By JULIET LINDERMAN
Associated Press

PRINCESS ANNE, Maryland (AP) — A divorced kitchen worker and his seven children were accidentally poisoned to death by carbon monoxide from a generator they used to keep warm after their electricity was cut off, police said Tuesday.

The Delmarva Power company said it cut off power to the house on March 25 for safety reasons and not because the family was behind on their utility bills.

Delmarva Spokesman Matt Likovich said the utility discovered a stolen electric meter had been illegally connected to the rental home in the small town of Princess Anne on Maryland’s Eastern Shore, where the family was living since November.

Maryland law bars utilities from terminating electric service for nonpayment of bills from Nov. 1 through March 31 without an affidavit filed to the Public Service Commission.

Rodney Todd, 36, and his two sons and five daughters were last seen alive on March 28.

Police responding to a missing persons report found their bodies Monday after friends, school workers and Todd’s supervisor at work had knocked on the door with no answer.

“The children were all in beds and it appears as though they were sleeping,” Princess Anne Police Chief Scott Keller said. “They didn’t have electricity. Probably it was bedtime and they decided they needed some light and probably some heat, because toward the end of March even though it was spring we were having some pretty chilly nights.”
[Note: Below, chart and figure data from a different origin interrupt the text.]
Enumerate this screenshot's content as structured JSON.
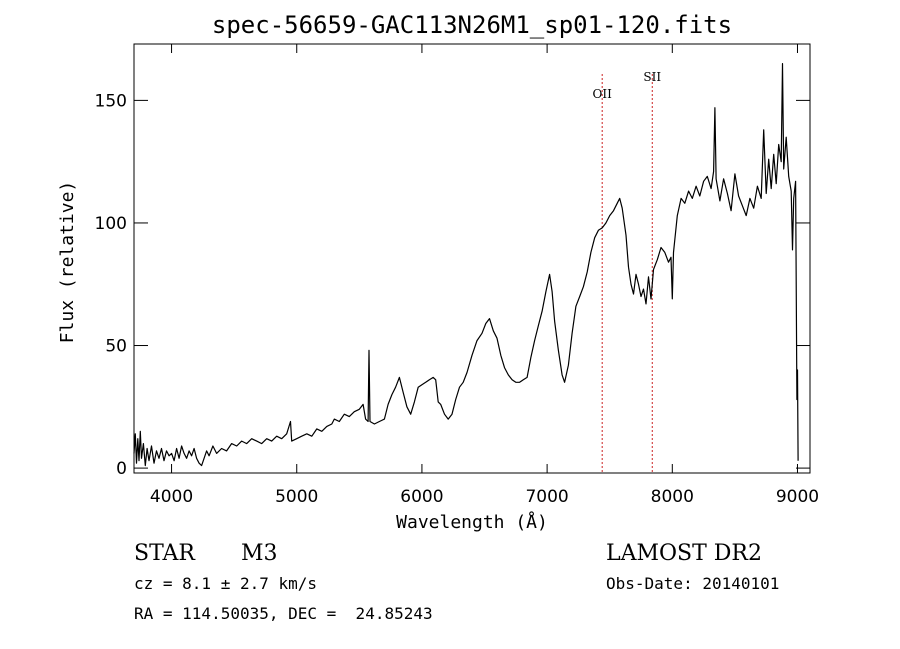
{
  "chart_data": {
    "type": "line",
    "title": "spec-56659-GAC113N26M1_sp01-120.fits",
    "xlabel": "Wavelength (Å)",
    "ylabel": "Flux (relative)",
    "xlim": [
      3700,
      9100
    ],
    "ylim": [
      -2,
      173
    ],
    "grid": false,
    "legend": "none",
    "x_ticks": [
      4000,
      5000,
      6000,
      7000,
      8000,
      9000
    ],
    "y_ticks": [
      0,
      50,
      100,
      150
    ],
    "x_tick_labels": [
      "4000",
      "5000",
      "6000",
      "7000",
      "8000",
      "9000"
    ],
    "y_tick_labels": [
      "0",
      "50",
      "100",
      "150"
    ],
    "series": [
      {
        "color": "#000000",
        "points": [
          [
            3700,
            6
          ],
          [
            3710,
            14
          ],
          [
            3720,
            2
          ],
          [
            3730,
            12
          ],
          [
            3740,
            3
          ],
          [
            3750,
            15
          ],
          [
            3760,
            4
          ],
          [
            3775,
            10
          ],
          [
            3790,
            1
          ],
          [
            3805,
            8
          ],
          [
            3820,
            3
          ],
          [
            3840,
            9
          ],
          [
            3860,
            2
          ],
          [
            3880,
            7
          ],
          [
            3900,
            4
          ],
          [
            3920,
            8
          ],
          [
            3940,
            3
          ],
          [
            3960,
            7
          ],
          [
            3980,
            5
          ],
          [
            4000,
            6
          ],
          [
            4020,
            3
          ],
          [
            4040,
            8
          ],
          [
            4060,
            4
          ],
          [
            4080,
            9
          ],
          [
            4100,
            6
          ],
          [
            4120,
            4
          ],
          [
            4140,
            7
          ],
          [
            4160,
            5
          ],
          [
            4180,
            8
          ],
          [
            4200,
            4
          ],
          [
            4220,
            2
          ],
          [
            4240,
            1
          ],
          [
            4260,
            4
          ],
          [
            4280,
            7
          ],
          [
            4300,
            5
          ],
          [
            4330,
            9
          ],
          [
            4360,
            6
          ],
          [
            4400,
            8
          ],
          [
            4440,
            7
          ],
          [
            4480,
            10
          ],
          [
            4520,
            9
          ],
          [
            4560,
            11
          ],
          [
            4600,
            10
          ],
          [
            4640,
            12
          ],
          [
            4680,
            11
          ],
          [
            4720,
            10
          ],
          [
            4760,
            12
          ],
          [
            4800,
            11
          ],
          [
            4840,
            13
          ],
          [
            4880,
            12
          ],
          [
            4920,
            14
          ],
          [
            4950,
            19
          ],
          [
            4960,
            11
          ],
          [
            5000,
            12
          ],
          [
            5040,
            13
          ],
          [
            5080,
            14
          ],
          [
            5120,
            13
          ],
          [
            5160,
            16
          ],
          [
            5200,
            15
          ],
          [
            5240,
            17
          ],
          [
            5280,
            18
          ],
          [
            5300,
            20
          ],
          [
            5340,
            19
          ],
          [
            5380,
            22
          ],
          [
            5420,
            21
          ],
          [
            5460,
            23
          ],
          [
            5500,
            24
          ],
          [
            5530,
            26
          ],
          [
            5550,
            20
          ],
          [
            5570,
            19
          ],
          [
            5577,
            48
          ],
          [
            5585,
            19
          ],
          [
            5620,
            18
          ],
          [
            5660,
            19
          ],
          [
            5700,
            20
          ],
          [
            5730,
            26
          ],
          [
            5760,
            30
          ],
          [
            5790,
            33
          ],
          [
            5820,
            37
          ],
          [
            5850,
            31
          ],
          [
            5880,
            25
          ],
          [
            5910,
            22
          ],
          [
            5940,
            27
          ],
          [
            5970,
            33
          ],
          [
            6000,
            34
          ],
          [
            6030,
            35
          ],
          [
            6060,
            36
          ],
          [
            6090,
            37
          ],
          [
            6110,
            36
          ],
          [
            6130,
            27
          ],
          [
            6150,
            26
          ],
          [
            6180,
            22
          ],
          [
            6210,
            20
          ],
          [
            6240,
            22
          ],
          [
            6270,
            28
          ],
          [
            6300,
            33
          ],
          [
            6330,
            35
          ],
          [
            6360,
            39
          ],
          [
            6400,
            46
          ],
          [
            6440,
            52
          ],
          [
            6480,
            55
          ],
          [
            6510,
            59
          ],
          [
            6540,
            61
          ],
          [
            6570,
            56
          ],
          [
            6600,
            53
          ],
          [
            6630,
            46
          ],
          [
            6660,
            41
          ],
          [
            6690,
            38
          ],
          [
            6720,
            36
          ],
          [
            6750,
            35
          ],
          [
            6780,
            35
          ],
          [
            6810,
            36
          ],
          [
            6840,
            37
          ],
          [
            6870,
            45
          ],
          [
            6900,
            52
          ],
          [
            6930,
            58
          ],
          [
            6960,
            64
          ],
          [
            6990,
            72
          ],
          [
            7020,
            79
          ],
          [
            7040,
            72
          ],
          [
            7060,
            60
          ],
          [
            7090,
            48
          ],
          [
            7120,
            38
          ],
          [
            7140,
            35
          ],
          [
            7170,
            42
          ],
          [
            7200,
            55
          ],
          [
            7230,
            66
          ],
          [
            7260,
            70
          ],
          [
            7290,
            74
          ],
          [
            7320,
            80
          ],
          [
            7350,
            88
          ],
          [
            7380,
            94
          ],
          [
            7410,
            97
          ],
          [
            7440,
            98
          ],
          [
            7470,
            100
          ],
          [
            7500,
            103
          ],
          [
            7530,
            105
          ],
          [
            7560,
            108
          ],
          [
            7580,
            110
          ],
          [
            7600,
            106
          ],
          [
            7630,
            95
          ],
          [
            7650,
            82
          ],
          [
            7670,
            75
          ],
          [
            7690,
            71
          ],
          [
            7710,
            79
          ],
          [
            7730,
            75
          ],
          [
            7750,
            70
          ],
          [
            7770,
            73
          ],
          [
            7790,
            67
          ],
          [
            7810,
            78
          ],
          [
            7830,
            69
          ],
          [
            7850,
            81
          ],
          [
            7880,
            85
          ],
          [
            7910,
            90
          ],
          [
            7940,
            88
          ],
          [
            7970,
            84
          ],
          [
            7990,
            86
          ],
          [
            8000,
            69
          ],
          [
            8010,
            88
          ],
          [
            8040,
            103
          ],
          [
            8070,
            110
          ],
          [
            8100,
            108
          ],
          [
            8130,
            113
          ],
          [
            8160,
            110
          ],
          [
            8190,
            115
          ],
          [
            8220,
            111
          ],
          [
            8250,
            117
          ],
          [
            8280,
            119
          ],
          [
            8310,
            114
          ],
          [
            8330,
            121
          ],
          [
            8340,
            147
          ],
          [
            8350,
            118
          ],
          [
            8380,
            109
          ],
          [
            8410,
            118
          ],
          [
            8440,
            112
          ],
          [
            8470,
            105
          ],
          [
            8500,
            120
          ],
          [
            8530,
            111
          ],
          [
            8560,
            107
          ],
          [
            8590,
            103
          ],
          [
            8620,
            110
          ],
          [
            8650,
            106
          ],
          [
            8680,
            115
          ],
          [
            8710,
            110
          ],
          [
            8730,
            138
          ],
          [
            8750,
            112
          ],
          [
            8770,
            126
          ],
          [
            8790,
            114
          ],
          [
            8810,
            128
          ],
          [
            8830,
            116
          ],
          [
            8850,
            132
          ],
          [
            8870,
            125
          ],
          [
            8880,
            165
          ],
          [
            8890,
            122
          ],
          [
            8910,
            135
          ],
          [
            8930,
            119
          ],
          [
            8950,
            113
          ],
          [
            8960,
            89
          ],
          [
            8970,
            110
          ],
          [
            8985,
            117
          ],
          [
            8995,
            28
          ],
          [
            9000,
            40
          ],
          [
            9005,
            3
          ]
        ]
      }
    ],
    "annotations": [
      {
        "x": 7440,
        "label": "OII",
        "label_y": 151,
        "line_color": "#cc2222"
      },
      {
        "x": 7840,
        "label": "SII",
        "label_y": 158,
        "line_color": "#cc2222"
      }
    ]
  },
  "info": {
    "object_class": "STAR",
    "subclass": "M3",
    "survey": "LAMOST DR2",
    "cz": "cz = 8.1 ± 2.7 km/s",
    "obs_date": "Obs-Date: 20140101",
    "coords": "RA = 114.50035, DEC =  24.85243"
  }
}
Why Todd ran the gas-powered generator inside his kitchen was not clear. The chief speculated that the noise would have bothered neighbors, had it been outside.

“I’m just numb. I’m just numb. Like it’s a nightmare but it’s not,” the children’s mother, Tyisha Luneice Chambers, told The Associated Press on Tuesday. “If I had known he was without electricity, I would have helped.”
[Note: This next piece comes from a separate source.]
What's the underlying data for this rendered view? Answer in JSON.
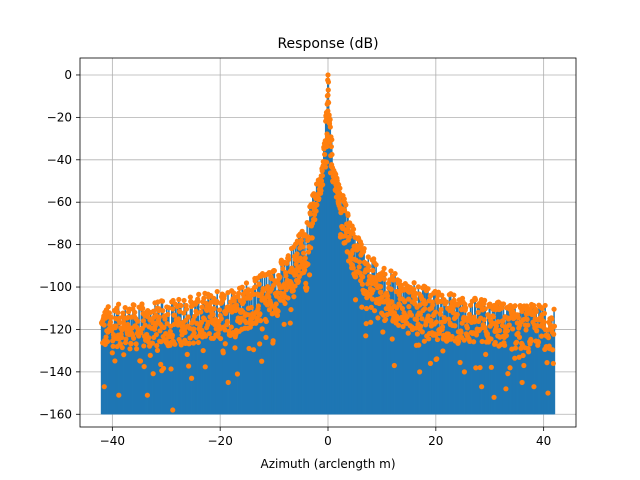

Lloyd Edwards said his stepson had bought the generator after the power was shut off because of unpaid bills at their one-story wood frame home.

“It’s so hard. How can you understand something like this?” Edwards said. “He was an outstanding dad. … To keep his seven children warm, he bought a generator, and the carbon monoxide consumed them.”

Matt Likovich, a spokesman for Delmarva Power, said Tuesday that the utility was not contacted to have power restored in the home after the illegal meter was removed. “We had no record of who was living there,” Likovich said. “There was no way to determine what their situation was.”

Likovich said customers are encouraged to contact the utility if they are having difficulty paying their bill. He says there are options for such customers, including partnerships with social service agencies. But, he said, the customers “have to contact us.”

Todd got help paying utility bills in the past, but did not apply this year, said Tom VanLandingham, who directs the Office of Home Energy Programs in Somerset County. Families can apply once a year, and assistance is based on household income and energy use, among other factors.

“We’re all kind of baffled as to why he did not apply this year,” VanLandingham said. “That’s the million-dollar question.”

Todd was a utility worker at the nearby University of Maryland Eastern Shore.

He retained full custody of his children when his divorce from Tyisha Luniece Chambers was finalized last September. Court records identified the boys as Cameron and ZhiHeem, and the girls as Tyjuziana, Tykeria, Tynijuzia, TyNiah and Tybreyia. Bonnie Edwards said her grandsons were 13 and 7, and granddaughters were 15, 12, 10, 9 and 6, respectively.